Adania Shibli

Palestinian writer

Adania Shibli (Arabic: عدنية شبلي) (born 1974) is a Palestinian author and essayist. Shibli and her children split their time between Jerusalem and Berlin.

Adania Shibli (2020)

Quotes edit

Interview (2020) edit

  • I’m open to where life leads me.
  • There was a certain period of time a person could either be inside or outside of Palestine. But now our being is always mingled with so many places at the same time.
  • In the last twenty years, the separation between Palestinians and Israelis has become much more severe than before. You feel the inequality. You feel the privileges—it’s how the state works in a racist system, how certain groups are privileged over others. The question why it should be like this comes up at an early age—to a child, the situation is just incomprehensible. You are surprised—how could this be?

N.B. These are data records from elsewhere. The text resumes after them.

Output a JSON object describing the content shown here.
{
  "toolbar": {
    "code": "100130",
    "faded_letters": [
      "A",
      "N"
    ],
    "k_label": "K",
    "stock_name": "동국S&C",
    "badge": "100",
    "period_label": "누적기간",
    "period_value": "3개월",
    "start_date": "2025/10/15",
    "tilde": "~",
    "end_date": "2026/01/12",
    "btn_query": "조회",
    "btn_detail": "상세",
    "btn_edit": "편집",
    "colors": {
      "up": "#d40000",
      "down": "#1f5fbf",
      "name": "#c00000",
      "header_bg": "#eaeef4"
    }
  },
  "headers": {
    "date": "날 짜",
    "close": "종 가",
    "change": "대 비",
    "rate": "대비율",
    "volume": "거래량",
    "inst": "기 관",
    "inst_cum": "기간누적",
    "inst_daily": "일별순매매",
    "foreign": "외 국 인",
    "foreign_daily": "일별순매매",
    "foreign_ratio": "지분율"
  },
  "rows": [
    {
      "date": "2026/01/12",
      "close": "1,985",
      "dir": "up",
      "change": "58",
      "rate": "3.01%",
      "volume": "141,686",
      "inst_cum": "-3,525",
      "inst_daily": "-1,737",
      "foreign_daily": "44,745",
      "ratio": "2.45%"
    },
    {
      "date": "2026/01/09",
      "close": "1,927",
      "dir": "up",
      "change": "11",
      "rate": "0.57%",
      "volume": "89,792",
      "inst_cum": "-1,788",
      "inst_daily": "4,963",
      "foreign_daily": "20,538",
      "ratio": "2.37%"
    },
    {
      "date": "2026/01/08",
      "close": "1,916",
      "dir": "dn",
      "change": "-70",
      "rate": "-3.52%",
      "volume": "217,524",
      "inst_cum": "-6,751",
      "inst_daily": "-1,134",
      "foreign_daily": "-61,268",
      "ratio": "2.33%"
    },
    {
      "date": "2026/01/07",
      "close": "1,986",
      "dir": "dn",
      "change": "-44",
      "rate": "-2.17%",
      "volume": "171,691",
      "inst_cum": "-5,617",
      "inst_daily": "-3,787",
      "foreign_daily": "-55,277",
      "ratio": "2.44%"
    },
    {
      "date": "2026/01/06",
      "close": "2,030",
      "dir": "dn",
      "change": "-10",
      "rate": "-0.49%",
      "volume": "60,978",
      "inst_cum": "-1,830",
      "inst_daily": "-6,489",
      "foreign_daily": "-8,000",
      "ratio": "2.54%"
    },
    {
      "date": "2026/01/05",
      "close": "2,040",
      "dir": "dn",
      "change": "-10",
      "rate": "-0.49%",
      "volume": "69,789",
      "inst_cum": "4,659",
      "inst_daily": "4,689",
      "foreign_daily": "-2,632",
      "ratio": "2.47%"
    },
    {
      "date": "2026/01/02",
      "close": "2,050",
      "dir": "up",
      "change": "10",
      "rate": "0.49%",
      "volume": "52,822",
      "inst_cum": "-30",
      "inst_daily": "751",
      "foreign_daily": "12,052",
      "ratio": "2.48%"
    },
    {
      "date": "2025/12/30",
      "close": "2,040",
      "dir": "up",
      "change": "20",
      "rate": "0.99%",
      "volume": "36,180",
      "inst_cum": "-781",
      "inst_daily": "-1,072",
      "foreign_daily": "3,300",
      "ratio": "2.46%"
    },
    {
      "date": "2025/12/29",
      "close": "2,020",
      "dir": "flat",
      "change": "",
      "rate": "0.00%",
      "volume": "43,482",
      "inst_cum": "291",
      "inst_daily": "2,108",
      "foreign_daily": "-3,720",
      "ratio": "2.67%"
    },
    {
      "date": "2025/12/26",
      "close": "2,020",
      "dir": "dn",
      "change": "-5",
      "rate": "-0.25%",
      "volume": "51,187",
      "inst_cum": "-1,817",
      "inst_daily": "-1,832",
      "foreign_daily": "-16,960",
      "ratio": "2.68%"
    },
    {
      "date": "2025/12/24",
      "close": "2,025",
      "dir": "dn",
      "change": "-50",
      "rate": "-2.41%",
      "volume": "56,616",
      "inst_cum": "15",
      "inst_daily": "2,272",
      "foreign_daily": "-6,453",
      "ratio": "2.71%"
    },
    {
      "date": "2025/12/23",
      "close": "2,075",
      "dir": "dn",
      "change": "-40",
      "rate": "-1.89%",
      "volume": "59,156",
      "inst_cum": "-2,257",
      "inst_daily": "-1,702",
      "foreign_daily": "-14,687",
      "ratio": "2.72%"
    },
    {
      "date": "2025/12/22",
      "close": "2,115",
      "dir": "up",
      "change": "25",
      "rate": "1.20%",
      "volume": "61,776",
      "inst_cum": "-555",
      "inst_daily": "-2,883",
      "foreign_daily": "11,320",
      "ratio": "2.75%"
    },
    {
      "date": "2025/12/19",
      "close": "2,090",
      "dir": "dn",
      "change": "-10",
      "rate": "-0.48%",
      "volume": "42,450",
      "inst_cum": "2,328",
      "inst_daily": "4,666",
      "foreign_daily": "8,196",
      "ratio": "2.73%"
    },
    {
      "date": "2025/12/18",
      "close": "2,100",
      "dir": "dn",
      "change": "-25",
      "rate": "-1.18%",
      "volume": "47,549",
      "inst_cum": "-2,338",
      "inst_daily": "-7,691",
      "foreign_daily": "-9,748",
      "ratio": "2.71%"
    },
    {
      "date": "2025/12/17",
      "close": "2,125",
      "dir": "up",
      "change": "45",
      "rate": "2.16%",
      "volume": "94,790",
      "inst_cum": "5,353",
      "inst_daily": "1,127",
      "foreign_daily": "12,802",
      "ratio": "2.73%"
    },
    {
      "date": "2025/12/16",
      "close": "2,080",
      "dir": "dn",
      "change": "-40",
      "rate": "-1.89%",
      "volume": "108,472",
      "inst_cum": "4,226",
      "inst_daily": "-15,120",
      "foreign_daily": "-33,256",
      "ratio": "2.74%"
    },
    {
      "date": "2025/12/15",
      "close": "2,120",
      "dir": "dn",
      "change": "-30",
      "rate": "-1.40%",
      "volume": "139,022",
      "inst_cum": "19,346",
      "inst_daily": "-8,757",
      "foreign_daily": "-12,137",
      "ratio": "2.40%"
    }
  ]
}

Is there something wrong with me?
  • Differences between people are used to commit injustice—that was an early lesson about racism.
  • If you are listening, it becomes so natural that you care, and you create a connection of care toward others that is not limited to the borders of the nation-state
  • People may gain from literature what they cannot get from their own lives. It’s not escapism but rather a kind of openness.
  • this landscape has an alliance with language; they exist together and actually can haunt you, despite any attempt at their erasure.
  • I always ask myself what kind of terrible things I could commit. This is a question for any human being.
  • I am for polyphony: there can be many, many different languages. Considering all these current divisions between ethnicities and religions, it’s madness to have a state, and I really don’t understand the joy in forcing people together.

Interview (2020) edit

  • I only write fiction in Arabic because this language is a witch—an amazing, funny, crazy, generous, and forgiving witch. It has allowed me everything. It is the space of the most intimate freedom I have ever experienced in my life.
  • Once my engagement with any text as a writer finishes, and it's finally published or appears in book form, I never return to it as a reader. I do not know why the idea of reading my own published texts repulses me, but I know that reading books written by others is a lifeline.
  • Linguistic erasure on maps is where you first experience the betrayal of language; the erasure of Palestine from the map continues today. Your linguistic consciousness from an early age is built on reading these omissions. This is something I think I’ve been concerned with since the first text I wrote.
  • to “think about” Palestine is already a position of privilege that I would not like to engage with. My concern with Palestine is a personal one, not a literary one. It forms my literature; but my literature is never about Palestine. It is rather within and from Palestine as a condition of injustice; of the normalization of pain and degradation.
  • It is within such structures that I feel a grand narrative can exist, like a dictatorship—solid, like the worst tyrant.
  • I’m not striving for abstraction, but precision—where the words that want to be in the text can find their place in it.
  • I’m fascinated by what borders try to prevent, and why. And sometimes by how their meaning and the perception of them shifts from one situation to another.

Interview (2017) edit

  • As one lives in a place that seems like a punishment for a crime they didn’t commit, it raises harsh questions in relation to simple ideas like justice, or it’s absence, at an early age...maybe the realization of the repeated injustice that one cannot escape in the context of Palestine was the first force to push me early on into literature.
  • Femininity to me is about the opposition to power and order in the sadistic fashion.
  • I always find a place with words to create parallel possibilities where dehumanization thrives. However, in real life, you need to neutralize all your emotions and become numb, but then writing neutralizes that neutralization. Other people don’t have words for their rescue. But something else, a walk, a pavement, a tree, a stone, endless minor objects that turn into the place where they practice their humanity, a place where oppression cannot reach or destroy.
  • The oppressor wants first to destroy your wish to live, and then you neutralize it by acting as if this is normal. But then you keep a secret hidden zone that the oppressor finds so minor that they wouldn’t bother to destroy.